Perhaps it’s the financial benison afforded artists by the government, which in turn engenders comradeship rather than competition within the creative community. Perhaps it’s just the clean air and open spaces.

Whatever the spark, recently there’s been a glut of artists to emerge from this pocket of northern Europe, proudly individual and yet quintessentially, unmistakably Swedish – take Lykke Li, for example, or Jens Lekman. On the one hand immaculately poised, too cool for school, these artists seem also disarmingly sincere, even naïve.

It would be wrong to call Jesper Jarold and Jahin Melin, who record as Fontän, naïve, but they’re certainly not afraid to draw inspiration from unfashionable quarters: the zig-zagging guitar riff that runs through their debut single ‘Early Morning’ put ones in mind of Fleetwood Mac’s ‘The Chain’ and, by unfortunate extension, Jeremy Clarkson; but it’s the influence of (gulp) prog-rock that looms largest – perhaps unsurprising, given that Johan’s parents were members of legendary Swedish prog band Nationalteatern. “It feels a bit weird talking about my parents’music, it doesn’t really have that much to do with Fontän. They were a bit more political.”

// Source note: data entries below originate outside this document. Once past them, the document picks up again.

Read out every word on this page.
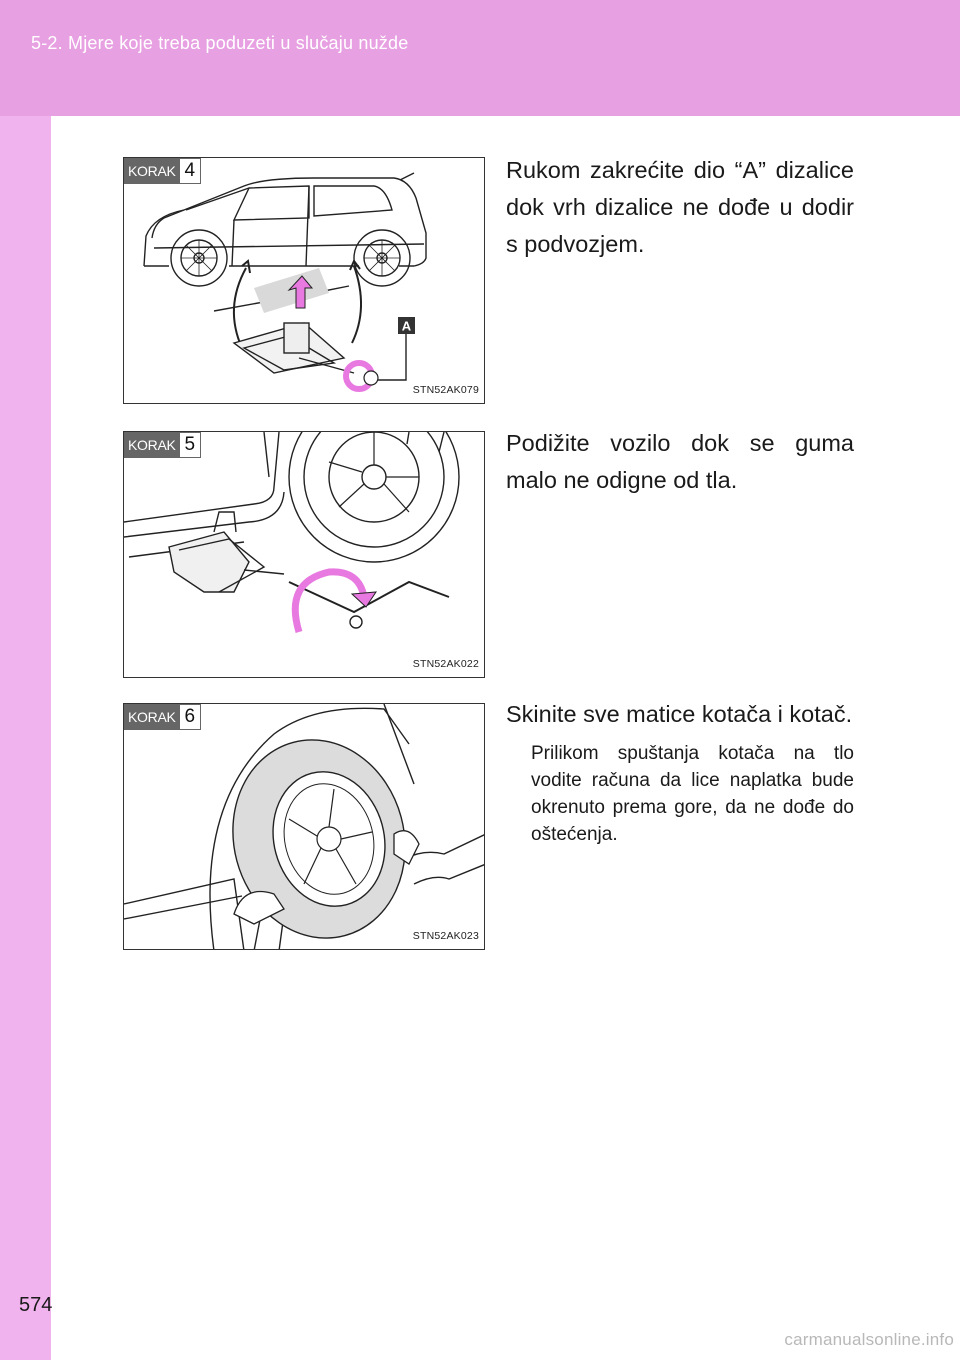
5-2. Mjere koje treba poduzeti u slučaju nužde
574
carmanualsonline.info
KORAK 4
A
STN52AK079
Rukom zakrećite dio “A” dizalice dok vrh dizalice ne dođe u dodir s podvozjem.
KORAK 5
STN52AK022
Podižite vozilo dok se guma malo ne odigne od tla.
KORAK 6
STN52AK023
Skinite sve matice kotača i kotač.
Prilikom spuštanja kotača na tlo vodite računa da lice naplatka bude okrenuto prema gore, da ne dođe do oštećenja.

“The Swedish prog scene in general is definitely an influence though,” Jesper chips in. “There was a time when were listening a lot to it, like ‘Ur trollkarlens hatt’ by Bo Hansson and some of Träd, Gräs o Stenar.”

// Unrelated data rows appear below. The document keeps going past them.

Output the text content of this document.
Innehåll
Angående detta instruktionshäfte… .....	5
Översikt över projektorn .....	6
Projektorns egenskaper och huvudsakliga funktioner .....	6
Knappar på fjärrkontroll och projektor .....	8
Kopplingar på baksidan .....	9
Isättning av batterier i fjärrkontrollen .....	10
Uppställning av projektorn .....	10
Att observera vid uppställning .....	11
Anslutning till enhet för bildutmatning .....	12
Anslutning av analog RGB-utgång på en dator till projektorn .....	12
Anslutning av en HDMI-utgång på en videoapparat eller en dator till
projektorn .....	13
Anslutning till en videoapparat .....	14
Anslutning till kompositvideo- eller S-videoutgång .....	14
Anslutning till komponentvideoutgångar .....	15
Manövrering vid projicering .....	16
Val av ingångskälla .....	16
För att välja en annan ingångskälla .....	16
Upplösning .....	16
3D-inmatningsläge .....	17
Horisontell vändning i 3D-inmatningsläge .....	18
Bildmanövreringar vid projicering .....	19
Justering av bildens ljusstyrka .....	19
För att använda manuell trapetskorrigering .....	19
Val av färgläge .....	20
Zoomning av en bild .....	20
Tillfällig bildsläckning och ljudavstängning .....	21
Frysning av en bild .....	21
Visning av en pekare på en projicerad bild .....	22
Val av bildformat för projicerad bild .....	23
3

Nah, we’ve never heard of Bo Hansson either, but we have heard of Studio – the best band in Sweden, responsible for last year’s neo-Balearic masterpiece West Coast – who’ve signed Fontän to their own Information label. Jesper used to be in a band called Svenson with Studio’s Rasmus, who also designed the artwork for ‘Early Morning’, giving the release what Johan calls “total harmony”.

“It seemed pretty naturally for us to work with Studio. We share the same rehearsal space. We talk and drink a lot of coffee together.” More crucially, the two bands share a love of open-road psychedelia; Fontän lean more towards traditional song-form than Studio and their open-ended dub-rock freakouts, but their music is no less cosmic in scope – think Echo & The Bunnymen meets Klaus Schulze and you’re halfway there.

“Things are pretty slow and boring in Sweden,” proffers Jesper by way of explanation. “It tends to make us fantasize a lot.”